By trail’s end, when we finally put the last pair through the old wire gate at the Peterson Field, we’d brought those cows a dozen or more miles up the river. We hadn’t dropped any off on purpose and hadn’t lost any, which is something of a feat considering the country we covered and the size of the herd. I hadn’t known then that my driver’s license was about to expire. Or what contortions that would eventually require. I wasn’t carrying my wallet or wearing a watch and I’m glad I didn’t know. And I’m glad I didn’t care what was happening in Chicago, or about the Footloose School Board decrees of the Mayor of DC. I didn’t know about the 4 billion for the tinpots and the cartels. And I heartily wish I didn’t know anything about any of it now.

The River and the Birds
With the herd through the gate we circled around them to equal points on the compass and let the calves mother-up, the bawling quieting down by increments as they reunited in all that expanse, the clouds high and white, the sage pungent in the cool air. And then I just sat my horse for the longest time, smelling his sweat in the saddle blanket, letting him crop that good green mountain grass, watching the calves find their mothers in the sage, and closed my eyes to listen deeper, as deep as I possibly could, into the river and the singing birds.

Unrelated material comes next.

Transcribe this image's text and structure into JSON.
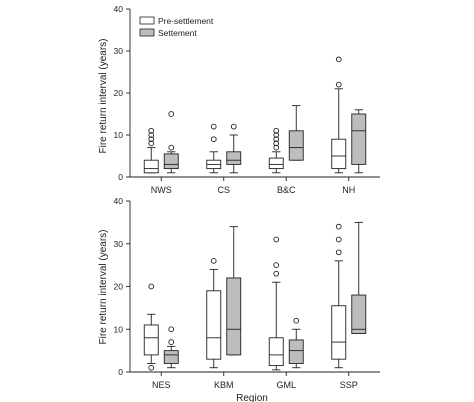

Great post, Craig. This one really resonated with me. It’s refreshing to know there are still sensible people in the world.
Thanks Keith. There are sensible folks about, but they seem to be a little deeper in the trench works. I’m hoping the big lunacy barrage will lift sooner than later. It’s grown wearisome.
tom says
craig, you better return to sunny arizona here. you can easily renew your driver license without a trip to a local mvd, on line. but don’t let the republicans know that here in arizona, while currently they are recounting our votes, if they find out the state government has made it “too easy” to renew it might cause a review of that next!

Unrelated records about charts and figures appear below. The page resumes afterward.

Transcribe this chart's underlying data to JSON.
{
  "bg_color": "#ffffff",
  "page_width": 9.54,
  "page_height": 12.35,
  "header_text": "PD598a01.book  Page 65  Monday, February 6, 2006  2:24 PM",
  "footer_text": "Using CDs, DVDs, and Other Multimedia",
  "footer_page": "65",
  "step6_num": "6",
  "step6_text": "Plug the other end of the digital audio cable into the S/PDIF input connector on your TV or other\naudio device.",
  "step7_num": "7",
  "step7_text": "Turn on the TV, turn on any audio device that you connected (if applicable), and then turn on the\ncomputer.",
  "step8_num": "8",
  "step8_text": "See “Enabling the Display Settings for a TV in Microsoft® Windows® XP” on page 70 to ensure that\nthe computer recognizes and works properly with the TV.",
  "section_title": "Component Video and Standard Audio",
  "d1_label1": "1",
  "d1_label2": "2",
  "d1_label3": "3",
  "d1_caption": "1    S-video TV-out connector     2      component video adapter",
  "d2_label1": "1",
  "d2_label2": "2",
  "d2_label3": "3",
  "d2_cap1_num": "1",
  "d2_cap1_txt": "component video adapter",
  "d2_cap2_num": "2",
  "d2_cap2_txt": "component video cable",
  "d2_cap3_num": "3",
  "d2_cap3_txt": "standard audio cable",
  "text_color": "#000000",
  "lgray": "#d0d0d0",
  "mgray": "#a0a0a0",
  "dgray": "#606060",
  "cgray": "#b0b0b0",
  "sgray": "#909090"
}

disclaimer: i am not a registered independent or democrat
I remember the days when Arizona had a “lifetime driver’s license.” At the time I got it, ’93 or so, it was set to expire in 2031. Ten years from now. Pretty good deal. We know that mountains are always falling down, and that things fall apart. They will eventually screw that up too.
Jim P. says
Think how much easier it will be when they ban slaughterhouses and make animal husbandry a sex crime. You won’t have to contend with all those cattle traffic jams on your 3 hour drive. You can buy your plant based meat at the government distribution center. Bonus!
Excellent point. Funny thing is, when I first saw that initiative I snorted and had a decent laugh. I shared it around some and so many people said “It will never happen.” Then I realized they’ve said that about a lot of things.
slm says
God Bless Texas
deuce says
Hang in there, Craig!
John Cornelius says
Craig,
Fun post!
I almost felt guilty (not really) about the five minutes and $38 I spent on-line last month, renewing my driver’s license, which came in the mail 10 days later.
That drive sure sounds like relaxing hard work, even if the beeves weren’t cooperative.
Best,
John
FRANK JENSEN says
Thanks for another good one Craig. There is a good novel beginning lurking in it.